The problem is with the Governments 50% rebate, the prices just doubled, so 
we're paying too much.

And the rebate is only available for "professionally" installed systems on 
a fixed premises.  So if you wanted to move and take your solar with you, 
you can't.  Which is stupid really.  Because the system is designed for 
YOUR needs, not the next person.

If we left our system here, most people would have an excess of power they 
were unable to store.

My system has been designed to run 24x7 power needs, unlike most homes that 
have 8 hours of darkness, less the fridge, but it cycles less over 
night.  I can't imagine there are too many people that have to have 1.5 
KVA/hr of power available 24 x 7 continuously day and night.

We only use 1.27KVA/hr

And don't forget in most cases, the night isn't the only dark time in a 
house, most people go to work leaving houses dark during the day too.  I 
had to compensate for the fact that our house is active all day, using the 
power all day, because we have 6+ people here every day of the week.  If we 
all went to work and left the house empty, the batteries would charge 
during the day and supply us with power during the night.  That's not our case.

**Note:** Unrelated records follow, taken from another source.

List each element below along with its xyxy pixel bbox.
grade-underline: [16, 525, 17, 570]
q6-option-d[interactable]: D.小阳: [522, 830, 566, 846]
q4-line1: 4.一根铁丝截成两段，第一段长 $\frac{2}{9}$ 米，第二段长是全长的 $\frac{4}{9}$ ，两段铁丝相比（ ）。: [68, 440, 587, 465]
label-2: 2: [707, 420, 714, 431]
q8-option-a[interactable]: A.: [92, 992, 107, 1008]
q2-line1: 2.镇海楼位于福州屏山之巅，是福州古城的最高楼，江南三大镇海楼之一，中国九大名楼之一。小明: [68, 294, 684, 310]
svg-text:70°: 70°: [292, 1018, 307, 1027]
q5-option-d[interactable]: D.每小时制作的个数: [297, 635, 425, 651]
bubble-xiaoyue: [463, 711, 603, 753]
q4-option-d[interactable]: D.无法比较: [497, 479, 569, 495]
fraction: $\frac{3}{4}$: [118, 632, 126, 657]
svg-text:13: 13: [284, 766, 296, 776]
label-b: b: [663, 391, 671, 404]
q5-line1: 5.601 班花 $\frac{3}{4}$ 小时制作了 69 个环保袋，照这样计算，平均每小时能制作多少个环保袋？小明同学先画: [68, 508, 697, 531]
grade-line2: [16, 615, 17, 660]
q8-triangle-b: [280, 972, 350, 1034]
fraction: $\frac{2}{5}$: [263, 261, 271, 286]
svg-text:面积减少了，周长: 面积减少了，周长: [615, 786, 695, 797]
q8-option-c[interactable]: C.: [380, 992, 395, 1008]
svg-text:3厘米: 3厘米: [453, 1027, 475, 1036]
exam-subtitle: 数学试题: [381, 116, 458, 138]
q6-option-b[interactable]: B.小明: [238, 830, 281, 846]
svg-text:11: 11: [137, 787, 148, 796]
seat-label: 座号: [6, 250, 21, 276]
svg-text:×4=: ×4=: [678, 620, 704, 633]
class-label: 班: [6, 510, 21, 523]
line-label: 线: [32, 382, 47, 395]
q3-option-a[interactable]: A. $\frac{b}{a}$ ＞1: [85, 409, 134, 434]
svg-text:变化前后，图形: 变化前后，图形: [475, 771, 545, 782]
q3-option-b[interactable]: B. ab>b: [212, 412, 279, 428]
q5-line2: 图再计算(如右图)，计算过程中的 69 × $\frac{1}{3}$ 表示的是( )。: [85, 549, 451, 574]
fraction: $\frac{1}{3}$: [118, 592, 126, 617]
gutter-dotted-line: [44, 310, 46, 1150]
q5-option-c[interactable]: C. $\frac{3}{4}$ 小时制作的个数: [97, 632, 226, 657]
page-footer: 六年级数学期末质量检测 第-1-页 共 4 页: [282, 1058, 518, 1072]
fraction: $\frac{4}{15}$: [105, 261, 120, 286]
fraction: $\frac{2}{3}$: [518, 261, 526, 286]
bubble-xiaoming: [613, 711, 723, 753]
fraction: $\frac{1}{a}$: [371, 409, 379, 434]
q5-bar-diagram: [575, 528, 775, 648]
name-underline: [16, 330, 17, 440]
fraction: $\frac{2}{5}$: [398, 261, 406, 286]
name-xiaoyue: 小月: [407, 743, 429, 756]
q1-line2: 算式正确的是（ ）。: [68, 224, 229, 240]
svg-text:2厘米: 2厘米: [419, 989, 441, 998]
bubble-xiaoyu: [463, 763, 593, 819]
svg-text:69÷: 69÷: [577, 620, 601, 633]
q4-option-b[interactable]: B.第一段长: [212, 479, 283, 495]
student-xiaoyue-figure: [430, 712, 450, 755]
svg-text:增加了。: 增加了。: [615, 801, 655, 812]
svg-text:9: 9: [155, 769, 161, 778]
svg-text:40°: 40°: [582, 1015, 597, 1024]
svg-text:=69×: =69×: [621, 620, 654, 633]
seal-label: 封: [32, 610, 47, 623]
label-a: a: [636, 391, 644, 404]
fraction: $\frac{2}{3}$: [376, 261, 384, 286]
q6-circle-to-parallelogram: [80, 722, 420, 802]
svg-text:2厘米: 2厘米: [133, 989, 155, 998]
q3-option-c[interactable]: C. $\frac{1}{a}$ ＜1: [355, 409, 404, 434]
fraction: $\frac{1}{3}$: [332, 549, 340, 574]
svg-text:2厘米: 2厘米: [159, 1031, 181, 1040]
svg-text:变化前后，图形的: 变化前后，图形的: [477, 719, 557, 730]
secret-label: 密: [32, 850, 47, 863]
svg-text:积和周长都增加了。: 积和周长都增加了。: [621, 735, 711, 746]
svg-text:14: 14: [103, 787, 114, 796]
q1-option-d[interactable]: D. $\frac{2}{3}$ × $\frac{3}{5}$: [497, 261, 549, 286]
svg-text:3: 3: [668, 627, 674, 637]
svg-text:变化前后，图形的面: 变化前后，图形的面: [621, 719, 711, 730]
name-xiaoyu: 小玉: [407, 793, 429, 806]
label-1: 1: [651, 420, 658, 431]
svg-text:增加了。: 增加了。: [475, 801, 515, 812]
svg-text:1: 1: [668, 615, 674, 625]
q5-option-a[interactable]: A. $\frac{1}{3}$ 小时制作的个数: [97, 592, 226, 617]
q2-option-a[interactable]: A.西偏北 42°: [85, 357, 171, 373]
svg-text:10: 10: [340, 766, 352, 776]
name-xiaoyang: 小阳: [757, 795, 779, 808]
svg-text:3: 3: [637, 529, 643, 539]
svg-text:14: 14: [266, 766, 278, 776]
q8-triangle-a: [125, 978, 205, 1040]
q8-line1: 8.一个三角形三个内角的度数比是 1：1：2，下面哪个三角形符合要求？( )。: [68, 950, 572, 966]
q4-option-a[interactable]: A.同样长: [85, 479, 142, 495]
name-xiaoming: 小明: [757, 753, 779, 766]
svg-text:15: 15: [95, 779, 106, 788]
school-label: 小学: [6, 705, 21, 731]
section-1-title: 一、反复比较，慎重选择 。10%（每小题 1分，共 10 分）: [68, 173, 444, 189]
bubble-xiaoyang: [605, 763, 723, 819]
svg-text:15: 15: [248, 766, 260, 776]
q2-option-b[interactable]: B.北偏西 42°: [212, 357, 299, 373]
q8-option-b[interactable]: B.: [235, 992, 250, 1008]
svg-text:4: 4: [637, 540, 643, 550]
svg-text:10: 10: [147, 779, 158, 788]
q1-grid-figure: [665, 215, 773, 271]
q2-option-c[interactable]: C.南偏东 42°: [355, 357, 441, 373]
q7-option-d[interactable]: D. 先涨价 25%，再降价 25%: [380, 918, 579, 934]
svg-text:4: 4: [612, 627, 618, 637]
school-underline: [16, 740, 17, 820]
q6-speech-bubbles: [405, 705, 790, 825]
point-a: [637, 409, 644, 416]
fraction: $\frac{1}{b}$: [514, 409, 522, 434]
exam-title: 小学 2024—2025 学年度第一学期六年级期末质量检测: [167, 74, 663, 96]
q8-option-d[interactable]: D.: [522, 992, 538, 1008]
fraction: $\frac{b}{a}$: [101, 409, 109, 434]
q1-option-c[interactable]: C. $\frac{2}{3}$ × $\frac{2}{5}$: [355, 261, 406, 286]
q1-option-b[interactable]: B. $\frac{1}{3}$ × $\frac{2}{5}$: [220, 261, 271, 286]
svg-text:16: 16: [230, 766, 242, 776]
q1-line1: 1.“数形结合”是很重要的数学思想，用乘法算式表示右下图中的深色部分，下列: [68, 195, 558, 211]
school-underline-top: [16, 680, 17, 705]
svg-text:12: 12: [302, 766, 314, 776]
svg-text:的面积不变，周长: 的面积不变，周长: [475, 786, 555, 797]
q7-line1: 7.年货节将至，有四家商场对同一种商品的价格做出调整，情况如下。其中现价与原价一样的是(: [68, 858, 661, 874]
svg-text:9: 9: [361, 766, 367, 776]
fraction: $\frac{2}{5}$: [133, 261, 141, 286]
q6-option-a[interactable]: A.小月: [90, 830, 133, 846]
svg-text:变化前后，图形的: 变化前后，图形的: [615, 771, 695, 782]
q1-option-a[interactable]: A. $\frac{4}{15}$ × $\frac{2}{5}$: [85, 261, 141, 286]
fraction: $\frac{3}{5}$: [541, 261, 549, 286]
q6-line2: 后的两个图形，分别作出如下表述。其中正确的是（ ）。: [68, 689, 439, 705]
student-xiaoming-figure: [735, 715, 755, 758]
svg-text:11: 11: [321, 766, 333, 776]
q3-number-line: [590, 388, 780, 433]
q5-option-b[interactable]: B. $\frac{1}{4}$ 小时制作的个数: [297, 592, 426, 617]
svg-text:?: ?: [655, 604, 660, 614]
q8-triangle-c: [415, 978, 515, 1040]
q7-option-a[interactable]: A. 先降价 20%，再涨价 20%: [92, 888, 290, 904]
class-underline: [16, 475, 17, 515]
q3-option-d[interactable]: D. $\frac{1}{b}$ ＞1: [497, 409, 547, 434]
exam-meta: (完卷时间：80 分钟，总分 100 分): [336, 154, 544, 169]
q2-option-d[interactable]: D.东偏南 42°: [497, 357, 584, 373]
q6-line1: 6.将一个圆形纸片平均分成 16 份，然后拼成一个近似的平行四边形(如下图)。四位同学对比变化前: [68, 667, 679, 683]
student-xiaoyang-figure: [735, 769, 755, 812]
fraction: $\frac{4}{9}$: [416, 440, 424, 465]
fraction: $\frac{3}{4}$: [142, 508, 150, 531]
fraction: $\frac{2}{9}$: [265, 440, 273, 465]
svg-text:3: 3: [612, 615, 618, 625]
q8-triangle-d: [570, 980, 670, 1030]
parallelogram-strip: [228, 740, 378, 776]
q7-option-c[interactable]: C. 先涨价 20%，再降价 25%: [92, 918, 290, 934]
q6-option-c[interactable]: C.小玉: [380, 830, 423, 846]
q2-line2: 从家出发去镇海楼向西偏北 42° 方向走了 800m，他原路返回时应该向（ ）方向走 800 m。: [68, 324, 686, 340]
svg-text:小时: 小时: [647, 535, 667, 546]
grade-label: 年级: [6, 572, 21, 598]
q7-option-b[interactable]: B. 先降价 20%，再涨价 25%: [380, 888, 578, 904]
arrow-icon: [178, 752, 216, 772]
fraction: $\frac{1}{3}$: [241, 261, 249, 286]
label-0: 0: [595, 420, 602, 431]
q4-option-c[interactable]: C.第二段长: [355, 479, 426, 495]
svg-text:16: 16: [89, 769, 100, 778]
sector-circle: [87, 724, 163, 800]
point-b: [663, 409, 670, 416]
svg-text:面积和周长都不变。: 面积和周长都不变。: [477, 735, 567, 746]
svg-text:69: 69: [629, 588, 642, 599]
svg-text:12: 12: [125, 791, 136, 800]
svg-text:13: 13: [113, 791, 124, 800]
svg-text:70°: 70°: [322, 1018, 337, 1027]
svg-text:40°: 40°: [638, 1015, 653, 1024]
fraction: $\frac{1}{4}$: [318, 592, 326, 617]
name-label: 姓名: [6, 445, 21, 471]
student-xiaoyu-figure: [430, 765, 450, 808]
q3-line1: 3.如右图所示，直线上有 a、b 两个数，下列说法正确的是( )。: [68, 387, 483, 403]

I have computers, monitors, security, online and powered 24 x 7.  Then we 
have regular use of fridge, hot water and lighting all day and night.

The office in my home is permanently lit with energy savers because it gets 
very little natural light - not enough to work by.  There is no natural 
light in the garage :)

>Has anyone got any trustworthy figures on costs, returns, etc in terms of
>energy as well as money?

I'd not want to offer my figures for the obvious reasons described above:

1.  Not a typical installation.  It's a 24x7 minimum load that is "high"
     by most households use.
2.  Has been grown and added.
3.  Didn't intend to compare supplied power vs solar
4.  Supply costs have gone up, seemingly proportional to the saving
     However, we use less supply than we otherwise would.